Kurzes Schweigen. Danach aber hatte sich Herr Bolek schon gefasst und rief, den Sieg sicher vor Augen: „Ha, so eine Quittung kann ja jeder haben. Wer sagt denn, dass das die von dem da ist?“ Mit „dem da“ meinte er den Mandanten.
Noch einmal zählte der Verteidiger im Kopf drei Sekunden herunter. Dann fasste er erneut in seine Handakte und zog nunmehr eine Kreditkartenabrechnung von American Express hervor und zitierte daraus: „Herrn C. K. [Adresse]; 03.04.2013, JET Tankstellen Deutschland GmbH; 106,10 EUR“.
Höchste Zeit für den Richter, das Verfahren wieder in geordnete Bahnen zu lenken. Hier lief gerade viel zu viel aus dem Ruder. „Zeigen Sie mal her, Herr Verteidiger!“ Dieser reichte ihm Quittung und Abrechnung im Original. Richter Retnak las lange darin. „Haben Sie dafür eine Erklärung, Herr Bolek?“ – „Nein, habe ich im Moment nicht.“ – „Hm. … Na, dann rufen wir mal Ihren Kollegen rein.“
Herr Bolek nahm im Zuschauerraum Platz. Herr Gottlob wurde hereingerufen. Auch der machte seine erwartete Aussage (siehe oben). Und wieder die Frage des Richters, ob sie denn den grauen BMW zwischenzeitlich mal aus den Augen verloren hätten. „Nicht wirklich. Ganz zum Anfang an der Auffahrt zur Autobahn konnten wir ihn kurz nicht sehen, weil er da ja abgebogen ist. Und später haben wir ihn dann noch mal kurz verloren. Aber nur nen halben Kilometer oder so.

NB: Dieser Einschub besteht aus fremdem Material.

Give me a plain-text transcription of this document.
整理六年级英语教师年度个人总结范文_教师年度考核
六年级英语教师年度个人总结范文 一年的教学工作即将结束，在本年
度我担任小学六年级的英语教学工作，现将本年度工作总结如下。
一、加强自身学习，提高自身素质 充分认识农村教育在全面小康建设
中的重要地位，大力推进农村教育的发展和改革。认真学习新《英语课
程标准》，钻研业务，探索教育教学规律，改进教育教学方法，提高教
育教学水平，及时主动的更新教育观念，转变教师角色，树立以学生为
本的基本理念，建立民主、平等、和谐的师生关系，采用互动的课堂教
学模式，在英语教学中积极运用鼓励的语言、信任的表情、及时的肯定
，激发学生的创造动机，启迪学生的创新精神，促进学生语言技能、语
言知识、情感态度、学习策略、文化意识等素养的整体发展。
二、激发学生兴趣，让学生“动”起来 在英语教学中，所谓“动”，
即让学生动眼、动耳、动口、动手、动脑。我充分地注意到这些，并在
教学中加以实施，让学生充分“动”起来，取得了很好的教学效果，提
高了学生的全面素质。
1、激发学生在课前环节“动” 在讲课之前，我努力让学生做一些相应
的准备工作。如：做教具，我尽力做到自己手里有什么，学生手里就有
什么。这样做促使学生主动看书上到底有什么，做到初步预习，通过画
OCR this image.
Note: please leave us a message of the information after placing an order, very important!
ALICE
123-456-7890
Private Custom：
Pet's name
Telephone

Wir haben ihn dann schnell wiedergefunden.“ – „Ihr Kollege hat hier eben gesagt, dass Sie das Fahrzeug die ganze Zeit im Blick hatten.“ – „Ach so? Ja, wenn er das so sagt. Ich weiß nicht. Ist schon ganz schön lange her.“ Weshalb der Verteidiger in diesem Moment nicht seine Beherrschung verlor, ist ihm bis heute ein Rätsel.
An dieser Stelle sei – zum besseren Verständnis dessen, was weiter folgt – eingeschoben, dass Richter Polizeibeamten ein fast schon blindes Vertrauen entgegenbringen. Dies hat einen einfachen Grund: Die Glaubwürdigkeit des Polizeibeamten ist das Fundament, auf dem die Verkehrsgerichte stehen. Das gesamte System der Verfolgung und Ahndung von Verkehrsordnungswidrigkeiten würde in sich zusammenbrechen, wenn die Richter den Polizeibeamten nicht mehr glauben könnten. Ein Verteidiger, der es auf die Glaubwürdigkeit des polizeilichen Zeugen abgesehen hat, zielt auf das Fundament des Gerichts, das dem Verkehrsrichter Arbeit gibt. Dies lässt, wer kann es ihm verdenken, kein Richter einfach so geschehen.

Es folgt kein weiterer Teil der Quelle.